Forcing can limit the vegetative mass of your plant, but this can pay for itself with early flowers and big, dense buds. A stem that has been flowering longer gains more density and thus weigh (the growers best friend) when the plant is not ready to die off. And that mean the dense, tight nugs that we all love.



What do you guys think?
i agree with brown water this is bullshit nice try but i don't work like that. but I must add I only grow outdoors .this is the outdoor section right? and I don't know much about growing in the mid west. you folks got lota more problems than ca. my nuggs sound like marbles dropped on the table. if I let it over ripen it stretches.
 

nuggs

Well-Known Member
I know why you're using the 5gallon buckets but for the life of me I can't understand why he wants root bound unless of space constraints.
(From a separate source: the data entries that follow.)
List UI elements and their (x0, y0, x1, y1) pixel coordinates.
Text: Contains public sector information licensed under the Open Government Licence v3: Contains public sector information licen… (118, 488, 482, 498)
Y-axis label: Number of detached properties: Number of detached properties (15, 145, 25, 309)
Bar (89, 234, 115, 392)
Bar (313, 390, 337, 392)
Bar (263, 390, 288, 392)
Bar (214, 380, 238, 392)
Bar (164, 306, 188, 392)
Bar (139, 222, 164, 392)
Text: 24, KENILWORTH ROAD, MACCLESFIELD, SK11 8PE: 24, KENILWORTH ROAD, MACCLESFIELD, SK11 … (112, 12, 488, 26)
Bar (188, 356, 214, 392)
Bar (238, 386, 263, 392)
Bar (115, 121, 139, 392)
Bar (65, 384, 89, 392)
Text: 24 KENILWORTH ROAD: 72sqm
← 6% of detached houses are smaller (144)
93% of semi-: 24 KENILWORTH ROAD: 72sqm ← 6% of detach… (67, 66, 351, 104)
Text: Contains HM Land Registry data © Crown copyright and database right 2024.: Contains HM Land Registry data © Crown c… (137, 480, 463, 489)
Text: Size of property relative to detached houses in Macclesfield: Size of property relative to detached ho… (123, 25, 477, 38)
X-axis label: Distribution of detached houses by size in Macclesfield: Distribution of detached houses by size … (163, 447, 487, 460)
I get the stress deal but why not grow big then cut the water .it'll push then trying to catch it's breath the BITCH! shhhhhh HAHA

oh yeah nice grow beast I like it.you got it down
 

deePTokEn

Active Member
I do notice though when I plant in buckets that they do mature and bud faster then the ones in the ground... cant lie about that.
 

ilovethegreen

Well-Known Member
Hmmm yeah i'm not too sure about this. im pretty sure a big pot will lead to massive rock hard buds....being root bound isn't good whatever way you put it.
 

nuggs

Well-Known Member
this article is the reason I am doing 5 gallon buckets this year.
Beast your grow is going to be rocking. what I seen you put together will work and proper. Sorry I can't agree with everything in the" what do you think".
 

jessica d

Well-Known Member
starving them of water works well to trigger flower. doing that by rootbounding makes them dry constantly. i find bigger pots with lots of room on the dry side works best for me:weed:
 

nuggs

Well-Known Member
seeds do, clones don't.

i've read that in books so you are right seeds have a tap ,it's the first root that grows when it pops. I have bigger feeder roots than the tap. it's not like a tree that has a tap as long and deep as the tree is tall. thanks for the correction uncle buck you're the expert.